RENNES: Vingt-quatre personnes de nationalité irakienne comparaissent jeudi devant le tribunal correctionnel de Rennes pour trafic de migrants vers la Grande-Bretagne, parfois acheminés dans des camions frigorifiques depuis des aires d'autoroutes du centre de la France.
Les faits jugés se sont produits entre 2018 et 2020. Au premier jour du procès, la présidente du tribunal a évalué à quelque 70 millions d'euros le montant collecté par le réseau, et à environ 10.000 le nombre de migrants pris en charge, dont des enfants, à un rythme allant jusqu'à 500 par mois.
Les passeurs, des Kurdes d'Irak, faisaient d'abord venir les clandestins, principalement des compatriotes, dans la région de Dunkerque. Ces derniers étaient ensuite conduits en voiture, ou prenaient seuls le train pour se rendre dans la Sarthe, en Indre-et-Loire ou dans la Vienne.
Ils étaient alors hébergés dans des "zones d'attente", des appartements squattés à Châtellerault ou au Mans, dans une scierie abandonnée ou encore dans des bois, dans des conditions particulièrement précaires selon des images montrées à l'audience.
Le jour de leur passage, des hommes cagoulés les appelaient pour les faire embarquer la nuit à bord de camions qui stationnaient sur des aires d'autoroute.
Les clandestins avaient le choix entre deux "formules", normale ou "VIP". Ils pouvaient monter dans les camions à l'insu des chauffeurs moyennant 5.000 livres (environ 6.000 euros).
La seconde "formule" consistait à les faire embarquer avec la complicité des chauffeurs, la plupart originaires des pays de l'Est, moyennant 8.000 à 11.000 euros. Ces derniers pouvaient alors leur aménager des caches dans leurs véhicules.

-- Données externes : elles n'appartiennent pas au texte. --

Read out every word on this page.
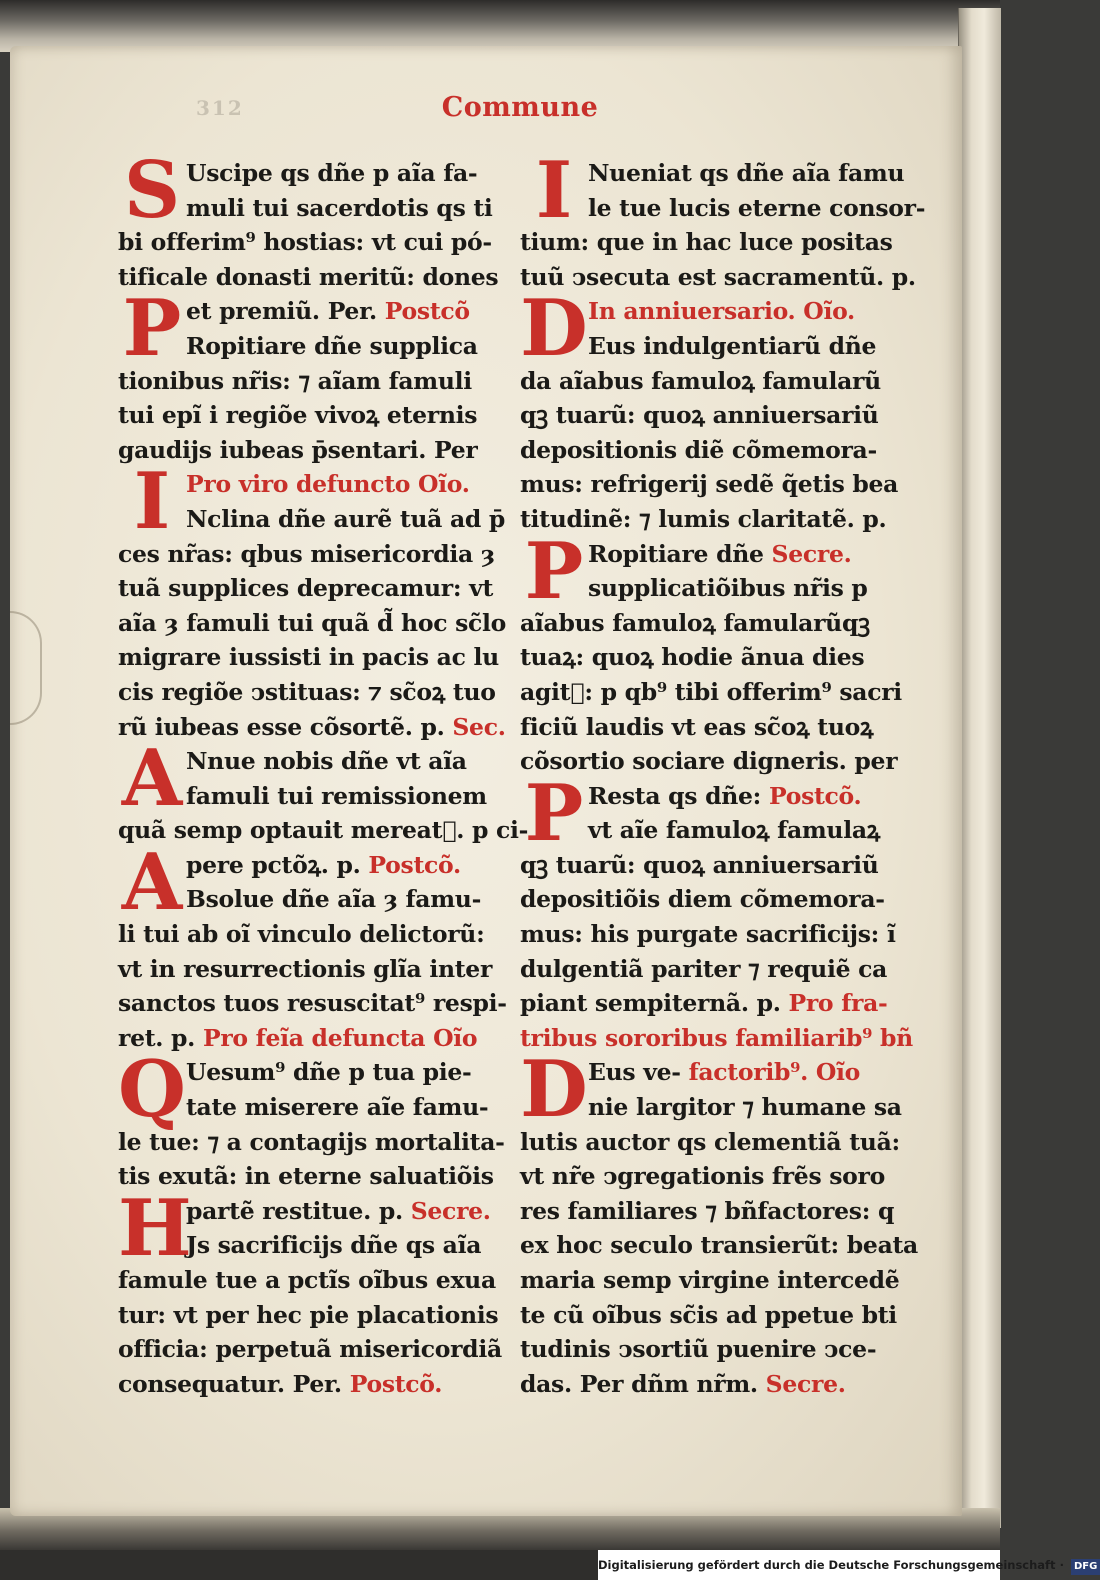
312	Commune
S Uscipe qs dñe p aĩa fa-
muli tui sacerdotis qs ti
bi offerim⁹ hostias: vt cui pó-
tificale donasti meritũ: dones
P et premiũ. Per. Postcõ
Ropitiare dñe supplica
tionibus nr̃is: ⁊ aĩam famuli
tui epĩ i regiõe vivoꝝ eternis
gaudijs iubeas p̄sentari. Per
I Pro viro defuncto Oĩo.
Nclina dñe aurẽ tuã ad p̄
ces nr̃as: qbus misericordia ȝ
tuã supplices deprecamur: vt
aĩa ȝ famuli tui quã d̃ hoc sc̃lo
migrare iussisti in pacis ac lu
cis regiõe ↄstituas: ⁊ sc̃oꝝ tuo
rũ iubeas esse cõsortẽ. p. Sec.
A Nnue nobis dñe vt aĩa
famuli tui remissionem
quã semp optauit mereat᷑. p ci-
A pere pctõꝝ. p. Postcõ.
Bsolue dñe aĩa ȝ famu-
li tui ab oĩ vinculo delictorũ:
vt in resurrectionis glĩa inter
sanctos tuos resuscitat⁹ respi-
ret. p. Pro feĩa defuncta Oĩo
Q Uesum⁹ dñe p tua pie-
tate miserere aĩe famu-
le tue: ⁊ a contagijs mortalita-
tis exutã: in eterne saluatiõis
H
partẽ restitue. p. Secre.
Js sacrificijs dñe qs aĩa
famule tue a pctĩs oĩbus exua
tur: vt per hec pie placationis
officia: perpetuã misericordiã
consequatur. Per. Postcõ.
I Nueniat qs dñe aĩa famu
le tue lucis eterne consor-
tium: que in hac luce positas
tuũ ↄsecuta est sacramentũ. p.
D In anniuersario. Oĩo.
Eus indulgentiarũ dñe
da aĩabus famuloꝝ famularũ
qꝫ tuarũ: quoꝝ anniuersariũ
depositionis diẽ cõmemora-
mus: refrigerij sedẽ q̃etis bea
titudinẽ: ⁊ lumis claritatẽ. p.
P Ropitiare dñe Secre.
supplicatiõibus nr̃is p
aĩabus famuloꝝ famularũqꝫ
tuaꝝ: quoꝝ hodie ãnua dies
agit᷑: p qb⁹ tibi offerim⁹ sacri
ficiũ laudis vt eas sc̃oꝝ tuoꝝ
cõsortio sociare digneris. per
P Resta qs dñe: Postcõ.
vt aĩe famuloꝝ famulaꝝ
qꝫ tuarũ: quoꝝ anniuersariũ
depositiõis diem cõmemora-
mus: his purgate sacrificijs: ĩ
dulgentiã pariter ⁊ requiẽ ca
piant sempiternã. p. Pro fra-
tribus sororibus familiarib⁹ bñ
D Eus ve- factorib⁹. Oĩo
nie largitor ⁊ humane sa
lutis auctor qs clementiã tuã:
vt nr̃e ↄgregationis frẽs soro
res familiares ⁊ bñfactores: q
ex hoc seculo transierũt: beata
maria semp virgine intercedẽ
te cũ oĩbus sc̃is ad ppetue bti
tudinis ↄsortiũ puenire ↄce-
das. Per dñm nr̃m. Secre.
Digitalisierung gefördert durch die Deutsche Forschungsgemeinschaft · DFG
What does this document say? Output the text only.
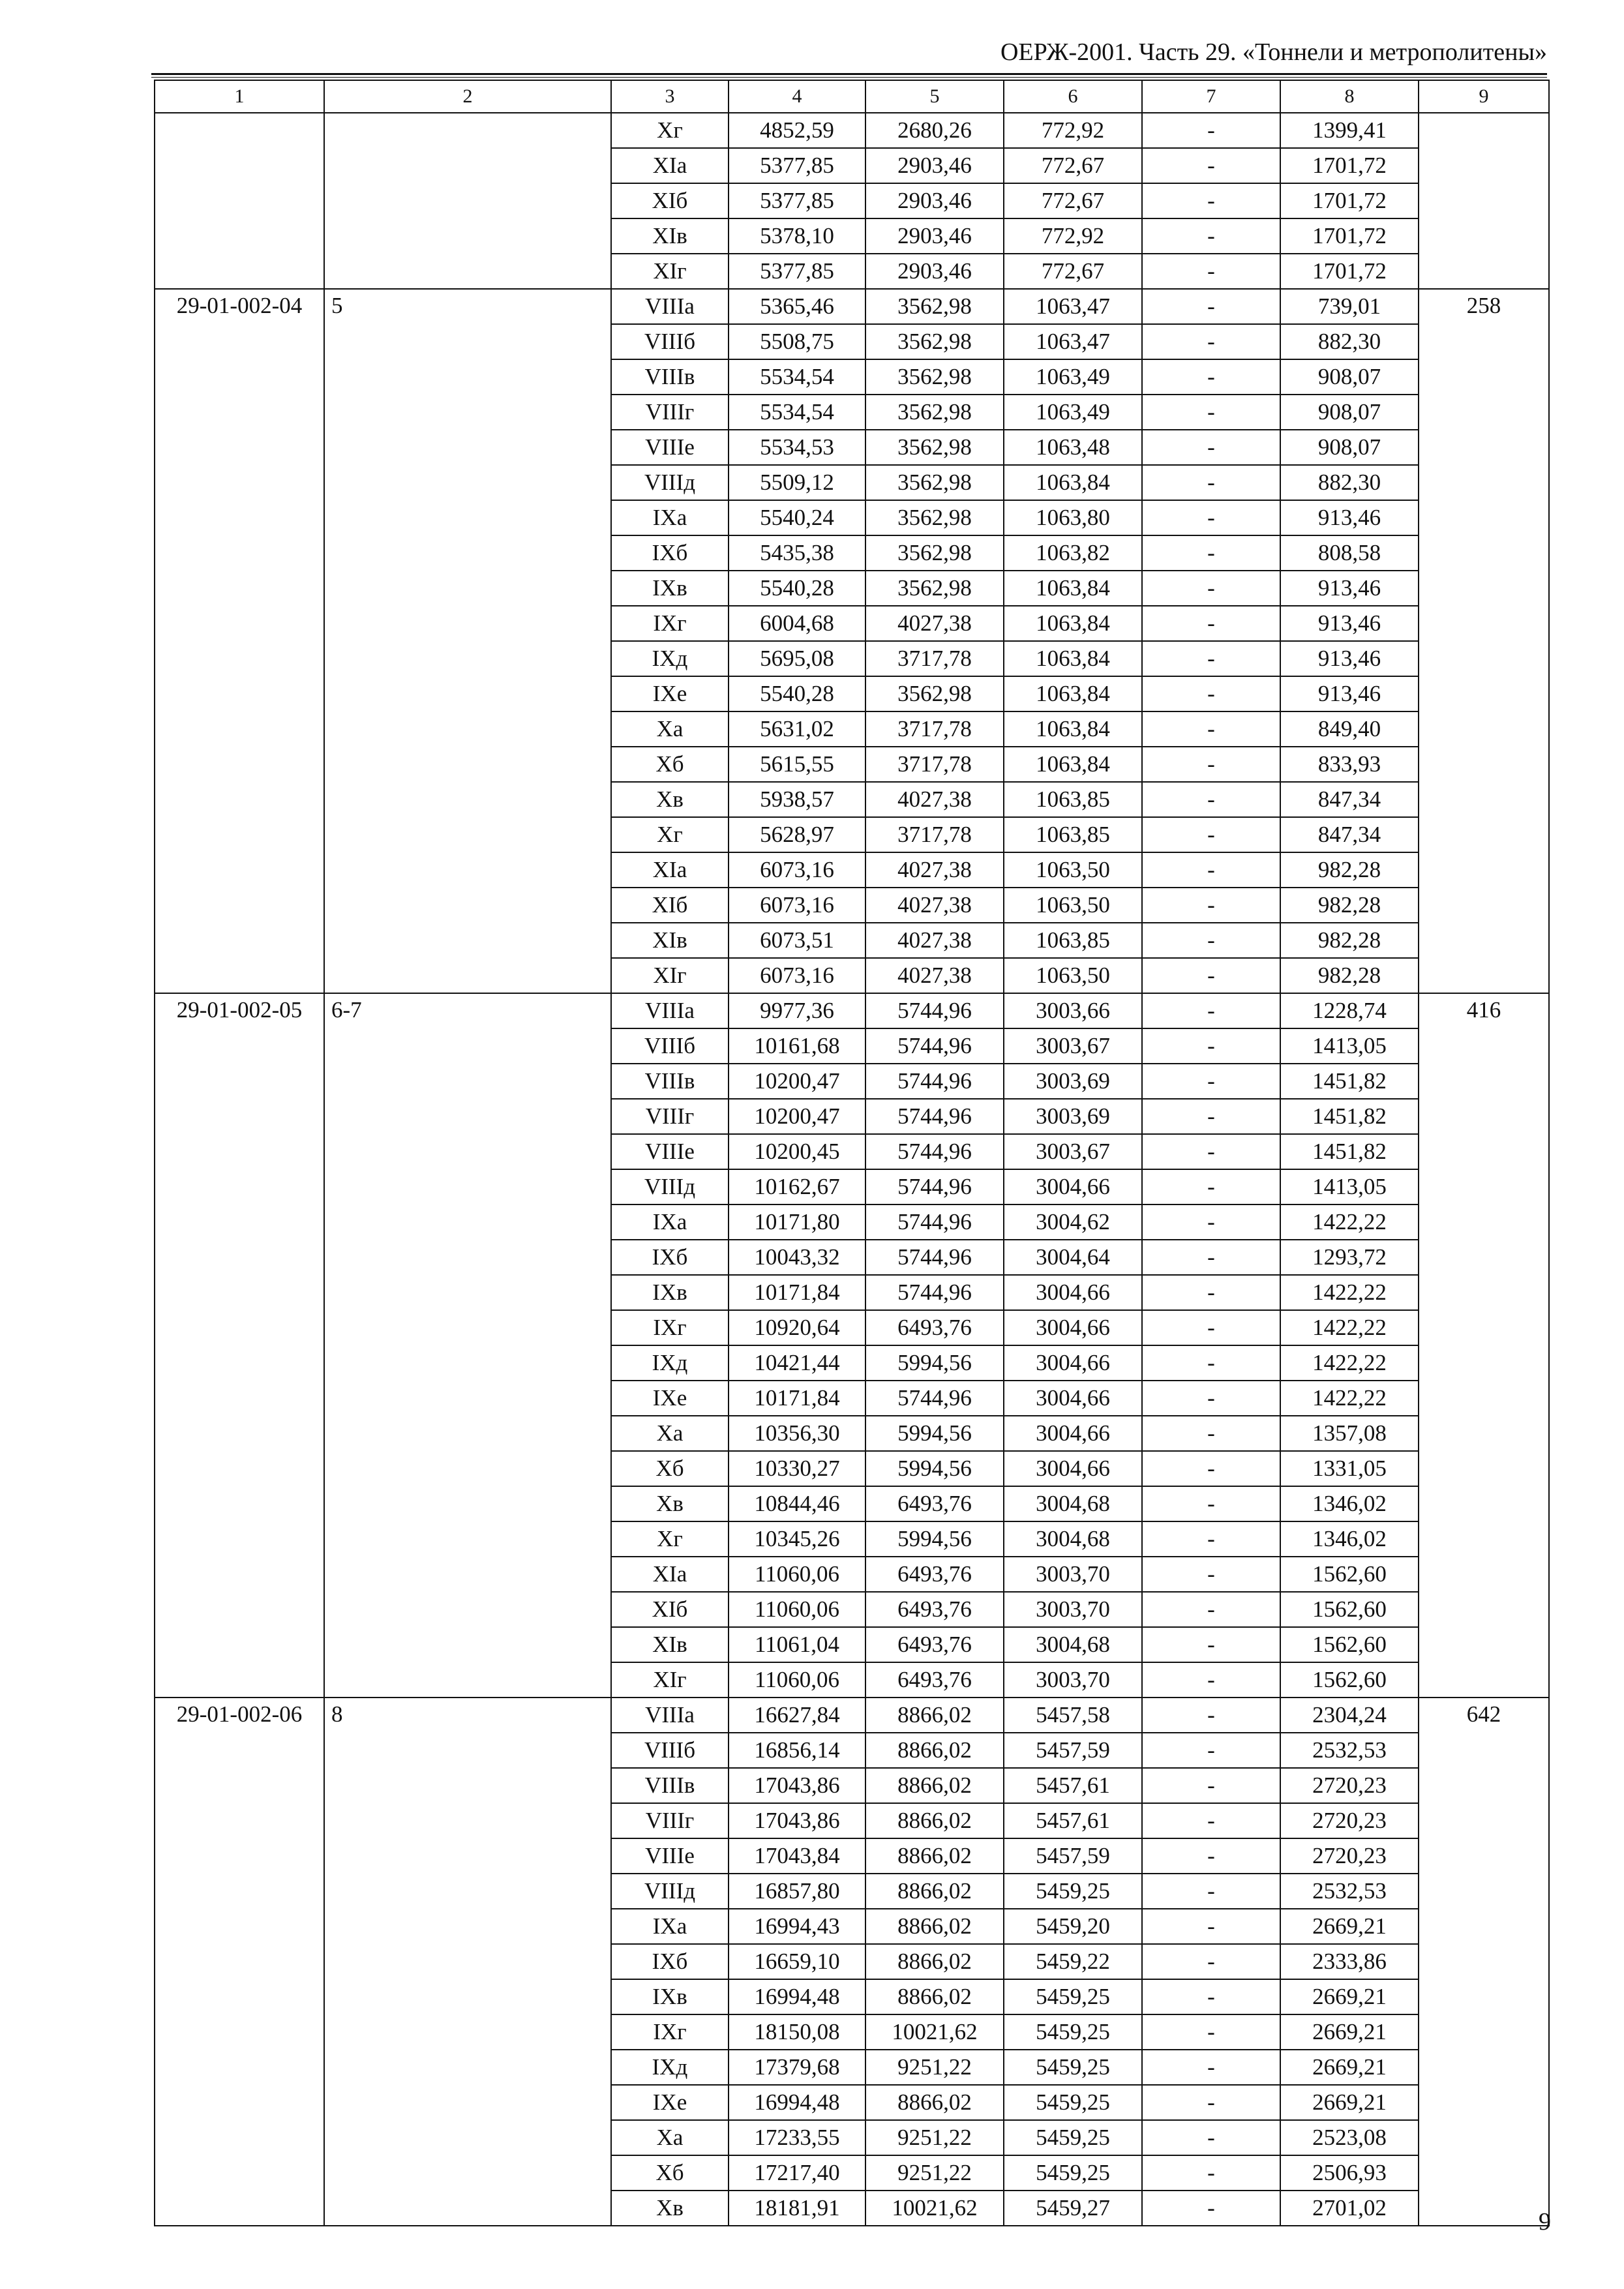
ОЕРЖ-2001. Часть 29. «Тоннели и метрополитены»
1	2	3	4	5	6	7	8	9
		Xг	4852,59	2680,26	772,92	-	1399,41	
		XIа	5377,85	2903,46	772,67	-	1701,72	
		XIб	5377,85	2903,46	772,67	-	1701,72	
		XIв	5378,10	2903,46	772,92	-	1701,72	
		XIг	5377,85	2903,46	772,67	-	1701,72	
29-01-002-04	5	VIIIа	5365,46	3562,98	1063,47	-	739,01	258
		VIIIб	5508,75	3562,98	1063,47	-	882,30	
		VIIIв	5534,54	3562,98	1063,49	-	908,07	
		VIIIг	5534,54	3562,98	1063,49	-	908,07	
		VIIIе	5534,53	3562,98	1063,48	-	908,07	
		VIIIд	5509,12	3562,98	1063,84	-	882,30	
		IXа	5540,24	3562,98	1063,80	-	913,46	
		IXб	5435,38	3562,98	1063,82	-	808,58	
		IXв	5540,28	3562,98	1063,84	-	913,46	
		IXг	6004,68	4027,38	1063,84	-	913,46	
		IXд	5695,08	3717,78	1063,84	-	913,46	
		IXе	5540,28	3562,98	1063,84	-	913,46	
		Xа	5631,02	3717,78	1063,84	-	849,40	
		Xб	5615,55	3717,78	1063,84	-	833,93	
		Xв	5938,57	4027,38	1063,85	-	847,34	
		Xг	5628,97	3717,78	1063,85	-	847,34	
		XIа	6073,16	4027,38	1063,50	-	982,28	
		XIб	6073,16	4027,38	1063,50	-	982,28	
		XIв	6073,51	4027,38	1063,85	-	982,28	
		XIг	6073,16	4027,38	1063,50	-	982,28	
29-01-002-05	6-7	VIIIа	9977,36	5744,96	3003,66	-	1228,74	416
		VIIIб	10161,68	5744,96	3003,67	-	1413,05	
		VIIIв	10200,47	5744,96	3003,69	-	1451,82	
		VIIIг	10200,47	5744,96	3003,69	-	1451,82	
		VIIIе	10200,45	5744,96	3003,67	-	1451,82	
		VIIIд	10162,67	5744,96	3004,66	-	1413,05	
		IXа	10171,80	5744,96	3004,62	-	1422,22	
		IXб	10043,32	5744,96	3004,64	-	1293,72	
		IXв	10171,84	5744,96	3004,66	-	1422,22	
		IXг	10920,64	6493,76	3004,66	-	1422,22	
		IXд	10421,44	5994,56	3004,66	-	1422,22	
		IXе	10171,84	5744,96	3004,66	-	1422,22	
		Xа	10356,30	5994,56	3004,66	-	1357,08	
		Xб	10330,27	5994,56	3004,66	-	1331,05	
		Xв	10844,46	6493,76	3004,68	-	1346,02	
		Xг	10345,26	5994,56	3004,68	-	1346,02	
		XIа	11060,06	6493,76	3003,70	-	1562,60	
		XIб	11060,06	6493,76	3003,70	-	1562,60	
		XIв	11061,04	6493,76	3004,68	-	1562,60	
		XIг	11060,06	6493,76	3003,70	-	1562,60	
29-01-002-06	8	VIIIа	16627,84	8866,02	5457,58	-	2304,24	642
		VIIIб	16856,14	8866,02	5457,59	-	2532,53	
		VIIIв	17043,86	8866,02	5457,61	-	2720,23	
		VIIIг	17043,86	8866,02	5457,61	-	2720,23	
		VIIIе	17043,84	8866,02	5457,59	-	2720,23	
		VIIIд	16857,80	8866,02	5459,25	-	2532,53	
		IXа	16994,43	8866,02	5459,20	-	2669,21	
		IXб	16659,10	8866,02	5459,22	-	2333,86	
		IXв	16994,48	8866,02	5459,25	-	2669,21	
		IXг	18150,08	10021,62	5459,25	-	2669,21	
		IXд	17379,68	9251,22	5459,25	-	2669,21	
		IXе	16994,48	8866,02	5459,25	-	2669,21	
		Xа	17233,55	9251,22	5459,25	-	2523,08	
		Xб	17217,40	9251,22	5459,25	-	2506,93	
		Xв	18181,91	10021,62	5459,27	-	2701,02	
9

"Le caractère très lucratif de cette activité a donné lieu à des guerres de territoire, les aires d'autoroute étant devenues des enjeux de guerres entre passeurs", allant jusqu'au meurtre, a souligné la présidente du tribunal.
Une information judiciaire avait été ouverte en décembre 2018 après saisine de la Juridiction interrégionale spécialisée de Rennes (Jirs), notamment pour "traite d’êtres humains" et "aide à l'entrée, à la circulation ou au séjour irréguliers d’un étranger sur le territoire".
Les prévenus sont âgés de 22 à 53 ans. Vingt-trois comparaissent détenus, un autre est sous contrôle judiciaire, tandis que six personnes font l'objet de mandats d’arrêt.
Ils encourent une peine de 10 ans de prison, doublée en cas de récidive. Le procès doit se tenir jusqu'au 25 mars.